Getting the Best Ukulele Strings

The best ukulele strings for any player will depend upon several different factors. The reality is, however, that there is no single best brand on the market. While they are changed regularly, the strings on any instrument are one of its most important pieces where the overall quality of an instrument’s sound is concerned. As one develops skill, one will also develop characteristic elements of their playing style that will make certain brands of strings more preferable than others. This holds true for any stringed instrument, electric or acoustic, ukulele, guitar or otherwise.

Comparing Strings...

Some of the ukulele strings on the market use precious metals in their manufacture, Koolau Golds Ukulele strings, for instance, formerly used a gold alloy in the winding on the lowest string. The company has since switched to a silver alloy. These metals impart a certain sound to the string that some players find desirable. The metal of which a string is made affects its softness, as well. For example, a gold-alloy wound string will generally fret with less finger force than will a similar string that is wound with plain steel. For acoustic instruments, this is an important factor.

The best ukulele strings can be identified, in terms of overall quality, by which are used by professional performers. The Koolau and Martin brands are both popular with professionals. For those who are just getting started, there is oftentimes a compromise made on the quality of the instrument to get a better price; a sensible move for a beginner. Strings, however, are inexpensive and no ukulele player should cheat themselves of good strings. The reasons for doing so are myriad. Not only will the playability be affected by the strings, but the sound of the instrument may be even more compromised.
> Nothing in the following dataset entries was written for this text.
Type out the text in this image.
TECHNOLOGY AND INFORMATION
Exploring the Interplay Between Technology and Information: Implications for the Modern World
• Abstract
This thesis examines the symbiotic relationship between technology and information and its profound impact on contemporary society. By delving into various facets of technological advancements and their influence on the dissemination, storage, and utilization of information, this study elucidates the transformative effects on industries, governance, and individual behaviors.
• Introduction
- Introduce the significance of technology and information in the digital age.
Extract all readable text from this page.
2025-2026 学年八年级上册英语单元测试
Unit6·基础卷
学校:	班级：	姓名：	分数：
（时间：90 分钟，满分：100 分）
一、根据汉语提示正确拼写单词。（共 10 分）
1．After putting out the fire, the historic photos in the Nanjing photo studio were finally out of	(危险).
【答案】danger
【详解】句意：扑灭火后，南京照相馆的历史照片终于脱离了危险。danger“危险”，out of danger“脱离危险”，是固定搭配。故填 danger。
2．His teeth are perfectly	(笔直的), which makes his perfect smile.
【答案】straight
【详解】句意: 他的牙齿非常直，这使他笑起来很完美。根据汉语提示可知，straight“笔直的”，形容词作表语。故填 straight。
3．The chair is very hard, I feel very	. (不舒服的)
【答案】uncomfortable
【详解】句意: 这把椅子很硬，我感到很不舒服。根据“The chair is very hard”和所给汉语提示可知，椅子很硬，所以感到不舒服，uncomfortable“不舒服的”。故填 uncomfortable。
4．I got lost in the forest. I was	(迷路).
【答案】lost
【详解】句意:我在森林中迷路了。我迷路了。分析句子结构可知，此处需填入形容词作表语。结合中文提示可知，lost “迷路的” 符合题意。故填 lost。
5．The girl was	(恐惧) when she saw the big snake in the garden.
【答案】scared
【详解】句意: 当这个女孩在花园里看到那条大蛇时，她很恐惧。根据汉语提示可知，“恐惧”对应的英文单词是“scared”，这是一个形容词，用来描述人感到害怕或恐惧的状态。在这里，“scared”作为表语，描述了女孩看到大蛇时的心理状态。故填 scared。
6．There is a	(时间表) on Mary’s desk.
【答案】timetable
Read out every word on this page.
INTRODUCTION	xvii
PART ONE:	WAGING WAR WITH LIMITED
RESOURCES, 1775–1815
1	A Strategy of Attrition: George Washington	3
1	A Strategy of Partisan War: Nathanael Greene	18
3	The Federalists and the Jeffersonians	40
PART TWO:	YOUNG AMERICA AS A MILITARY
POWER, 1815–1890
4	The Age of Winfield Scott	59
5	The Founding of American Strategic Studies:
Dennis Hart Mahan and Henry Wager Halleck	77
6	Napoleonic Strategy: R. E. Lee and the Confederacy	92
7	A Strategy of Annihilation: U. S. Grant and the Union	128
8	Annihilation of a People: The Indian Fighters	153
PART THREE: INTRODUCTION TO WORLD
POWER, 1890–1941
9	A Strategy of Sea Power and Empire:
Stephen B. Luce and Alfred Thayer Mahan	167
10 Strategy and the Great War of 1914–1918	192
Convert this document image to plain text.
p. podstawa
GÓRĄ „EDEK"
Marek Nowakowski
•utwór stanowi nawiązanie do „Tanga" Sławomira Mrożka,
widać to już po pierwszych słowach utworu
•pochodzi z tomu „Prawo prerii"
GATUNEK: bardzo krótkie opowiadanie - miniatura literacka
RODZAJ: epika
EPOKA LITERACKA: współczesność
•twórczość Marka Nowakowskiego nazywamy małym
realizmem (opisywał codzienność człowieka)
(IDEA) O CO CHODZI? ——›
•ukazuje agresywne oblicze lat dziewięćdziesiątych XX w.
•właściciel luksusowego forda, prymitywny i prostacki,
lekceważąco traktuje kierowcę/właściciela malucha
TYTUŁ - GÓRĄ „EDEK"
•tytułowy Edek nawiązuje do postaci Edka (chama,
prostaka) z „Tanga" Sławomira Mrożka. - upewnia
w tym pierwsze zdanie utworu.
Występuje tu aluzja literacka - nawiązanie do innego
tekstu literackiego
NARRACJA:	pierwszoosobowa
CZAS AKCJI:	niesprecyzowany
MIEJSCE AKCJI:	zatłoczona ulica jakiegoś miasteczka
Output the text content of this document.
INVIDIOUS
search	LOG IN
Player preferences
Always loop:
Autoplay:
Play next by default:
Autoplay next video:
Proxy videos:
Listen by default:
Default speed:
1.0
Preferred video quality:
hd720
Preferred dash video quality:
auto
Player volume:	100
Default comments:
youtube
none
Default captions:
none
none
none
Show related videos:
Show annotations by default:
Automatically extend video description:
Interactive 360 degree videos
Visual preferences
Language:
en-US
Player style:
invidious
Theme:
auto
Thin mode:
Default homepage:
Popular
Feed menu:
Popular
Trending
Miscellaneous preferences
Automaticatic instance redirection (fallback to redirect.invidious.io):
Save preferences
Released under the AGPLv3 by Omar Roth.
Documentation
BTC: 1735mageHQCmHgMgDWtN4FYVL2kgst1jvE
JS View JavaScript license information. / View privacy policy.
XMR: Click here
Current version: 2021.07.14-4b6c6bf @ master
These strings are designed to hold their tuning and to give an even sound at any fret. Martin strings and Koolau strings are both available in nylon, and this provides a good bit of instruction in how much difference a string makes. In the past, strings were made of gut, in the sense that they were literally made of the intestinal linings of animals. Some performers still use these strings as they swear by their sound. Others have moved to nylon for both humane and musical reasons. The sound between the strings, however, is noticeably different, no matter what one’s preference may be.

Ultimately, the best ukulele strings will be those that give the sound preferred by the performer. They also must be suitable for the instrument. Remember to specify which ukulele voice one’s instrument covers when buying strings. Too thin of a string will become spaghetti-like at lower tunings. If one is interested in experimenting with their instrument’s range, purchasing a variety of different string thicknesses is generally the best way to get started.